Networkun maksadı belli.

Referandumdaki “evet” oylarını Akşener marifetiyle tırtıklamak…

Böylesi bir kurguda gönüllü olarak yer alsa da, 15 Temmuz’un hemen öncesinde FETÖ’nün “yurtta sulh” cuntasıyla (son derece enteresan bir şekilde) benzer lakırdılar etse de…

Meral Akşener’in söz konusu networkun eline düşmesi yine de vicdanımı sızlatıyor!

Kemal Kılıçdaroğlu’na ne yaptıklarını görüyorum çünkü.

Onca yolu yürüttüler sonra ayakkabılarını müzeye aldılar.

Şimdi de “Atlet Kemal” haline getirdiler.

Ve daha hangi işlemi yapacaklar, Allah bilir.

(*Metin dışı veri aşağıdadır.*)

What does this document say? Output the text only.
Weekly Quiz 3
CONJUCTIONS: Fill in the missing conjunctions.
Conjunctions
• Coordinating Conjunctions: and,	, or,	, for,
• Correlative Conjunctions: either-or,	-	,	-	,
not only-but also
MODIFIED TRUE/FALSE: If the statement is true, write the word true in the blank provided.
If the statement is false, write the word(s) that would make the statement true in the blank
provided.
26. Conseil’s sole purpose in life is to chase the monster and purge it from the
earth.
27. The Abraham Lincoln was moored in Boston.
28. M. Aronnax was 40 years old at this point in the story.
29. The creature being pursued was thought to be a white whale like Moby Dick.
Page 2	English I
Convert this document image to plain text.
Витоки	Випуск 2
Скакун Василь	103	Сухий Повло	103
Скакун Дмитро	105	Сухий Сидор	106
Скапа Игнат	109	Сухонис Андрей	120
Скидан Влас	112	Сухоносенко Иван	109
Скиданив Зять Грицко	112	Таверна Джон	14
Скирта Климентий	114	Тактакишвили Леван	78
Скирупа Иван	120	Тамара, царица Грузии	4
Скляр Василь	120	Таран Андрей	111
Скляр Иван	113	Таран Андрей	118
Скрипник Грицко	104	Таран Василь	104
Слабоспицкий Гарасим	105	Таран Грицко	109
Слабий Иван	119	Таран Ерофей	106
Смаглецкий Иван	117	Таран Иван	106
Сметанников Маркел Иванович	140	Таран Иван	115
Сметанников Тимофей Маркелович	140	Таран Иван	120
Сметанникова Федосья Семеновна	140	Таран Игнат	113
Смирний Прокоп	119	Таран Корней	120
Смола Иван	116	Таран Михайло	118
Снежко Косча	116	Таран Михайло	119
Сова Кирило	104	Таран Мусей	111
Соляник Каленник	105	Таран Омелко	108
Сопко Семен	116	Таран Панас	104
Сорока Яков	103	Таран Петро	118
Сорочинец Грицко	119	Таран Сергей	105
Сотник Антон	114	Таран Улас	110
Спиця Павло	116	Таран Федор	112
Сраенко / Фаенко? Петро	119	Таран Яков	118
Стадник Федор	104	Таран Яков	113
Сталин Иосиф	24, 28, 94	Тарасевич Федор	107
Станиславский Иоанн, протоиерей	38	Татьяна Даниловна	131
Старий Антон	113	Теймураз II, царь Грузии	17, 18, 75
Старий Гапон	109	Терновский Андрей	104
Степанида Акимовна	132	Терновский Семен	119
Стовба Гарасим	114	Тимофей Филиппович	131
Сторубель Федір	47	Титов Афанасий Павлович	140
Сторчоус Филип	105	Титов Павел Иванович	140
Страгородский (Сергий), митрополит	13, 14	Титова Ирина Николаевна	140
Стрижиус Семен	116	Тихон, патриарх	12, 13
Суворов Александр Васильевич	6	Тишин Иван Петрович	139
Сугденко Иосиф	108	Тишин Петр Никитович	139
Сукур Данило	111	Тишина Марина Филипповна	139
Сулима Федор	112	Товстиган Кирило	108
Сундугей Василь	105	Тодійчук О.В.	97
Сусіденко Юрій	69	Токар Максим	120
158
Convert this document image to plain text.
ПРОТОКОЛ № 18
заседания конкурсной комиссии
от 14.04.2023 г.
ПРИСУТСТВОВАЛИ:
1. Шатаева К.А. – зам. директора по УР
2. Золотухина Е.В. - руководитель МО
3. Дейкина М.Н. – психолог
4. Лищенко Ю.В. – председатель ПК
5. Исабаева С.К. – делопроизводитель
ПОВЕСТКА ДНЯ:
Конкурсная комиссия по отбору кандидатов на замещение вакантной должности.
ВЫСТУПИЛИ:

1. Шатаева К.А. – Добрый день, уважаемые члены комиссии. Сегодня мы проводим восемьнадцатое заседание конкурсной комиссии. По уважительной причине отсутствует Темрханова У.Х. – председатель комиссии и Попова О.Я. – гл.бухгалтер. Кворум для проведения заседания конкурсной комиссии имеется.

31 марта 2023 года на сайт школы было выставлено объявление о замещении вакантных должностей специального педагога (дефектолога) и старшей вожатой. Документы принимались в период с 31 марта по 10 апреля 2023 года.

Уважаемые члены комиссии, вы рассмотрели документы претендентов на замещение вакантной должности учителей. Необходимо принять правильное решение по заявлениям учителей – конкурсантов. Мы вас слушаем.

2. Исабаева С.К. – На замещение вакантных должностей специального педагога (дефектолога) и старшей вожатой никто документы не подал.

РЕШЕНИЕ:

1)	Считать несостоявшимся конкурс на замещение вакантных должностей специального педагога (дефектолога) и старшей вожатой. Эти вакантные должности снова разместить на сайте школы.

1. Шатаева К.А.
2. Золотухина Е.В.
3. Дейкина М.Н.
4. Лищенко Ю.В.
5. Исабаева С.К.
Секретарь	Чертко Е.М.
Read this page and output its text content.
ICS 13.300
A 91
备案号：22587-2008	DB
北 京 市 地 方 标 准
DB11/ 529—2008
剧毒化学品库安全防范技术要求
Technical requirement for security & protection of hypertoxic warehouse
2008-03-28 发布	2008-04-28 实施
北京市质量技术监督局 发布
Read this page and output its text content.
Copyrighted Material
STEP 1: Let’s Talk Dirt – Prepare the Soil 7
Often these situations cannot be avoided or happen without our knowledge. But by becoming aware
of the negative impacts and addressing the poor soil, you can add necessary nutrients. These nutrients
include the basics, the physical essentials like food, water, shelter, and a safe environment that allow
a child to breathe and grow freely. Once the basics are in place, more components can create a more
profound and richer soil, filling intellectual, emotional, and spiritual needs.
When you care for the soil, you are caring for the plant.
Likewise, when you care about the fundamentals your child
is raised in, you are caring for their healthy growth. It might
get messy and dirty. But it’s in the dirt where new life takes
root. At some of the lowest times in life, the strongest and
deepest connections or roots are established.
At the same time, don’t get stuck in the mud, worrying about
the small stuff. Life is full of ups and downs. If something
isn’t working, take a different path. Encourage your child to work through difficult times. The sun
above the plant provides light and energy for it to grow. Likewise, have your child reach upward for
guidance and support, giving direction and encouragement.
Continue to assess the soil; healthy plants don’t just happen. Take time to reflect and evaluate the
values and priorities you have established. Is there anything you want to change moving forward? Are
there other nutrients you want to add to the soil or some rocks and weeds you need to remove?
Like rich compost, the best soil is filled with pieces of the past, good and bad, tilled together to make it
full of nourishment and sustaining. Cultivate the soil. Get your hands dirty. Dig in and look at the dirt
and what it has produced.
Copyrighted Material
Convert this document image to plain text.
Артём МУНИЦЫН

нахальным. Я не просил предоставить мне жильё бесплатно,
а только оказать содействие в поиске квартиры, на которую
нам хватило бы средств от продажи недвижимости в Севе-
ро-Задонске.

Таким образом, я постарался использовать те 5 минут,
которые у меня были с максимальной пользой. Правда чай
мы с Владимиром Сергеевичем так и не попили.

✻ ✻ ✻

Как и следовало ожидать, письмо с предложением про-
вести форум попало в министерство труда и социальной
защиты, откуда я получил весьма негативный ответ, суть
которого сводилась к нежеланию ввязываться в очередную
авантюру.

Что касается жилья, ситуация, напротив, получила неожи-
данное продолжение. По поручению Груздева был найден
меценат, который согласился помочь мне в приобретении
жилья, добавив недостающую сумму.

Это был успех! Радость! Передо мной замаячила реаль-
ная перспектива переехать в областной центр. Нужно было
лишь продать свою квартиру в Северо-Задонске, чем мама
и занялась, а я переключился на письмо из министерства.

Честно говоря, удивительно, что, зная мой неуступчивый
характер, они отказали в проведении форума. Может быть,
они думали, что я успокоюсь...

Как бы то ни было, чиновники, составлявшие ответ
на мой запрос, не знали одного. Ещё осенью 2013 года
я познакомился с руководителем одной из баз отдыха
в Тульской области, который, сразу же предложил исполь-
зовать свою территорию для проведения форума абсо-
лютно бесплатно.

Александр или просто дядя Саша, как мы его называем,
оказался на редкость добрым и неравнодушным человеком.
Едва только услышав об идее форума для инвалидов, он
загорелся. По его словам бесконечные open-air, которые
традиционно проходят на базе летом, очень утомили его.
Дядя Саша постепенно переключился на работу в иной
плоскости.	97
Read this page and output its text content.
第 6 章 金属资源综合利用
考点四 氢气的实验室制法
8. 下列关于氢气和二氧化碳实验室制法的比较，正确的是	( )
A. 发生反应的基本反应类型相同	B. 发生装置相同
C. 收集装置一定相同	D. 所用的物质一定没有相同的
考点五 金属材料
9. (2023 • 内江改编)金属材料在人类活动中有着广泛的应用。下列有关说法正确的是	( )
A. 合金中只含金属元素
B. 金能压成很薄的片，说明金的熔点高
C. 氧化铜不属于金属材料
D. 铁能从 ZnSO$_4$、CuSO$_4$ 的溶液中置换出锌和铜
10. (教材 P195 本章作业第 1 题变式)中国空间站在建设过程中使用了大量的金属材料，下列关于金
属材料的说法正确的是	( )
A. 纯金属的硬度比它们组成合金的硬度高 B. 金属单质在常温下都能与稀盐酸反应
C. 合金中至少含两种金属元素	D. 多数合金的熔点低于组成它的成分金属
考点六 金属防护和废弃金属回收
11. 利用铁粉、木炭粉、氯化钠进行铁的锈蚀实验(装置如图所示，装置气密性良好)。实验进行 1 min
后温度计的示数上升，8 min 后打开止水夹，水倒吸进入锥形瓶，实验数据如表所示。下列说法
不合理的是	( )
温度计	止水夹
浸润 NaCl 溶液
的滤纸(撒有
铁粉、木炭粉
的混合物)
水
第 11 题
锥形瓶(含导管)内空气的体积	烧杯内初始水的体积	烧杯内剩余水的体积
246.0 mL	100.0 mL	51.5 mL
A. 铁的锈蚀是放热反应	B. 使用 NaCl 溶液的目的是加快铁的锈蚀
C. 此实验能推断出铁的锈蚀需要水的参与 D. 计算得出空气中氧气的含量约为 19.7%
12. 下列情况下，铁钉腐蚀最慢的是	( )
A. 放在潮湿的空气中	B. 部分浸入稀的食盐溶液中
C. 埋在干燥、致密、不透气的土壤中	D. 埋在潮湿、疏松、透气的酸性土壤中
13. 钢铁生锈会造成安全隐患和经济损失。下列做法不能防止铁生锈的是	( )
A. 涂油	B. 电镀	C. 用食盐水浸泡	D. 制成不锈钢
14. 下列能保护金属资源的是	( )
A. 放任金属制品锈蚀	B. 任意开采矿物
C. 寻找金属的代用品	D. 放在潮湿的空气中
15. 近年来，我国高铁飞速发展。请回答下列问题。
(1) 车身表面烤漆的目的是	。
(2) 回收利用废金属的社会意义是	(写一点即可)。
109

Amaçlarına ulaşmak için yapmayacakları kepazelik yok.

Akşener’e de hiçbir şey yapmasalar (Allah muhafaza) yuvasını yıkarlar.

Unuttunuz mu; 15 Temmuz öncesi, FETÖ yargısıyla “kontrollü ilişki” içinde MHP’yi kongreye zorladıkları günlerde, “Akşener kocasını azarladı” manşetlerinden geçilmiyordu.

Yarın öbür gün (yine PR belâsına) “Azarlamak yetmez, şöyle bir Osmanlı tokadı vursanız…” derlerse ne olacak?

Nihayetinde Türk erkeği bu, hangi nedenle olursa olsun, o tokadı kaldıramayabilir.

Evet, Akşener’in kaybedeceği bir şey yok dedim ama (saadetler dilerim) bir yuvası var.

Bu Allahsız vicdansızlar, çıkarları uğruna onu da yıkarlar!

Sonra da, Sarıgül’e reva gördükleri muamele misali, dönüp bakmazlar.